The confusion apparently stemmed from a change to the police department’s social media strategy, in which it began posting its missing flyers more frequently. Officials told the Associated Press that there has been no increase in the the city’s missing person numbers. “We’ve just been posting them on social media more often,” Metropolitan Police spokeswoman Rachel Reid told the AP. The department’s records show that the number of missing juveniles has remained steady for the past few years, and there were 22 unsolved cases of missing children as of March 22.
Still, the social media outrage is not entirely misplaced. The larger underlying point, that a disproportionate number of black people go missing in the US, is verifiably true. There were 218,818 missing black people in the US in 2016, according to the National Crime Information Center, making up a third—33.8%—of the country’s missing people. African Americans make up just 13.3% of the US population.
Last week’s confusion notwithstanding, many have pointed out that the disappearances of black and Latino people are generally given short shrift by US media outlets. The “missing white woman syndrome,” as first described by the late PBS reporter Gwen Ifill, refers to the wall-to-wall media attention to the disappearances of white, attractive women and girls from wealthier backgrounds.
As for black women and men who go missing, they generally don’t make it to the evening news, pointed out Yesha Callahan in the Root. “Do you see those faces?” she asked. “Have you seen those faces on the news? How many times did you see Natalee Holloway’s visage on the news when she went missing? Do you recall how long her search went on?”
The attention to DC’s missing persons rolls this week has led to some action on the situation.
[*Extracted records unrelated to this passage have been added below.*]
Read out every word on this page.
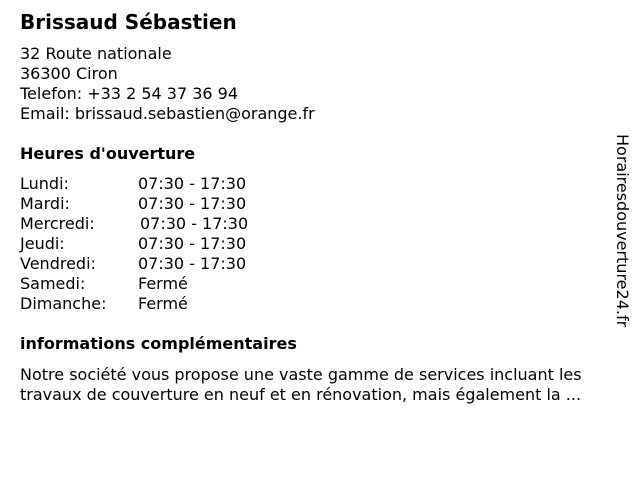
Brissaud Sébastien
32 Route nationale
36300 Ciron
Telefon: +33 2 54 37 36 94
Email: brissaud.sebastien@orange.fr
Heures d'ouverture
Lundi:	07:30 - 17:30
Mardi:	07:30 - 17:30
Mercredi:	07:30 - 17:30
Jeudi:	07:30 - 17:30
Vendredi:	07:30 - 17:30
Samedi:	Fermé
Dimanche: Fermé
informations complémentaires
Notre société vous propose une vaste gamme de services incluant les
travaux de couverture en neuf et en rénovation, mais également la ...
Horairesdouverture24.fr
On Tuesday, the Congressional Black Caucus sent a letter calling upon the Justice Department to devote resources to investigating whether the missing teenagers were an anomaly or part of a larger trend. And on Wednesday, hundreds of people packed into a town-hall meeting in DC to discuss the city’s missing children cases.
On Friday, Washington DC’s mayor, Muriel E. Bowser, announced that the city will increase the number of police officers assigned to finding missing children, and allocate more money to nonprofits working with vulnerable teens.